AMMAN — The Lower House elections were efficiently organised and took place in a largely peaceful atmosphere, but some shortcomings were observed, international monitors said on Wednesday.
The International Republican Institute and the National Democratic Institute sent a mission of 45 observers from 26 countries to monitor polling stations on Tuesday, co-led by former Kosovo president Atifete Jahjaga.
“While there were isolated problems, most voters were able to exercise their rights,” Jahjaga said at a press conference.
A key issue was the presence of campaigners and campaign material near polling stations, the mission said in a statement. The Elections Law bans campaigning within 200 metres of voting centres, but the restriction was routinely flouted, according to the observers.
“Active campaigning was observed directly outside many polling stations, and in some cases, campaign materials were observed inside,” the mission’s statement added.
“Candidates’ supporters, including young children in many instances, distributed flyers or coffee to voters in front of the centres, and some wore shirts, hats and vests displaying the name and photo of their candidates,” the mission added.
The secrecy of the vote was not always respected, as observers noted numerous instances of “public voting”, where voters announced whom they had voted for or displayed their ballots, the mission said.

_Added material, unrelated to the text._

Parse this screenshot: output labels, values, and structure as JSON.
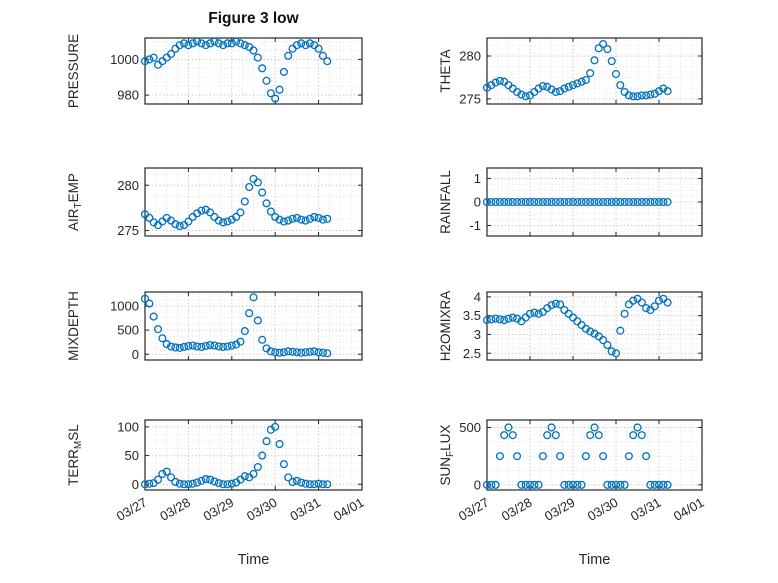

While polling station staff willingly provided assistance to people with disabilities inside voting centres, many polling locations had very limited access for disabled voters, the statement noted.
Vote count was slow in some polling stations due to the longer ballot required by the new electoral system, and also because voters could cast multiple votes in this year’s poll.
Due to the longer counting and verification process, results were announced 24 hours later than in previous elections.
Observers reported significant differences in voter participation. Very few young voters were seen in the majority of visited centres, the delegation said.
“Some voters were sent away as they were not on the list for that centre or did not bring their IDs. In some cases, voters’ names did not appear in the nationwide voter registry, though they claimed to have voted in the 2013 elections.”
The joint mission issued a set of recommendations calling for key decisions to improve voter education and information sharing.
The Independent Election Commission should consider investing in additional training for polling and counting officials to better ensure observer access and the transparency of election day processes, and to fully protect the secrecy of votes.
Further, the mission said, the distribution of voters per seat should be rebalanced to ensure a more equitable representation of voters in Parliament.
Additional measures are also needed to increase the representation of women in political life and party leadership, the mission recommended.